AI should also eventually improve the caller experience by ending the often frustrating “Press 1 for sales” or “Press 2 for customer service”, followed by a queue that negatively impacts modern contact center interactions.
Both AI voice agents and chatbots can capture a lot of granular data around each customer interaction, which can be fed into analytics engines to help optimize the call center process.
AI tools such as sentiment analysis can also help speed up this process by quickly spotting trends like anger or dissatisfaction within a large data set, often faster than a human advisor can.
Yet the notion of AI completely replacing a human contact center team is still a long way off, especially considering the attitudes of many towards customer service AI.
Every day, contact centers accumulate vast amounts of customer data. Customers are certainly aware of this and have come to expect improved customer service in return for providing extensive amounts of personal information for companies to use.

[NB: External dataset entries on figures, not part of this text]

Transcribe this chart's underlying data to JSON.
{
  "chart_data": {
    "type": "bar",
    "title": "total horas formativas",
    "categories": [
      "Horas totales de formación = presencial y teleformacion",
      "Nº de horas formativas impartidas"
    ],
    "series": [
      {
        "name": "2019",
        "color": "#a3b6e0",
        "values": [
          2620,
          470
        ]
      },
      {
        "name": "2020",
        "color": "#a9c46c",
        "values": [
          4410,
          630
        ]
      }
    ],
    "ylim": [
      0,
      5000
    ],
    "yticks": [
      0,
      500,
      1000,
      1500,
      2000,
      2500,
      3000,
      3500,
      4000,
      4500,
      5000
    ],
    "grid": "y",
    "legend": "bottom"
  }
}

One frustration that customers often face is having to repeat their details on multiple occasions when calling in, or they may receive an odd offer from the company that is completely unrelated to them. When these things happen, dissatisfaction starts to set in.
To tackle this, robotic process automation (RPA) helps to eliminate redundant customer and employee effort by capturing, analyzing, cross-referencing, and sharing information across platforms and channels; all of this without being intrusive.
AI will enable new trends in customer behaviour to be identified at very early stages in their development. Interaction analytics tools already can do this, but the addition of AI will accelerate the identification and mean that there is less need for human intervention.
Providing this early insight into businesses will enable them to brief advisors so that they handle the emerging customer needs and expectations more effectively. This could lead to retaining customers who might have been about to defect or up-selling to customers who are looking for information about a new topic.
The ability to spot trends in customer data will also enable businesses to model best practices and predict the outcomes or the consequences of a particular course of action.
By using AI in this way, an organization could see benefits in resource planning, sales, and marketing campaign planning, as well as attaining a more accurate Voice of the Customer (VoC).
Combining process automation technology with optical character recognition (OCR) enables the automation of more complex business processes.
Customer letters, emails, and web forms are ingested into the system as scanned images (through OCR functionality). The system has the capability to understand the intent of the inquiry and extract all the relevant details from the content. It then produces and sends a recommended customer response over to the human employee. The employee has the option to edit the content before sending it over to the customer. The structured input is received by an RPA robot for data verification and enrichment (adding additional relevant info to the case). The updated data is then automatically uploaded to the case management system.
In short, Customer service AI is improving the overall customer experience, by automating routine tasks and providing actionable insights through customer support analytics. Tap into the potentiality of artificial intelligence in order to bolster your customer service.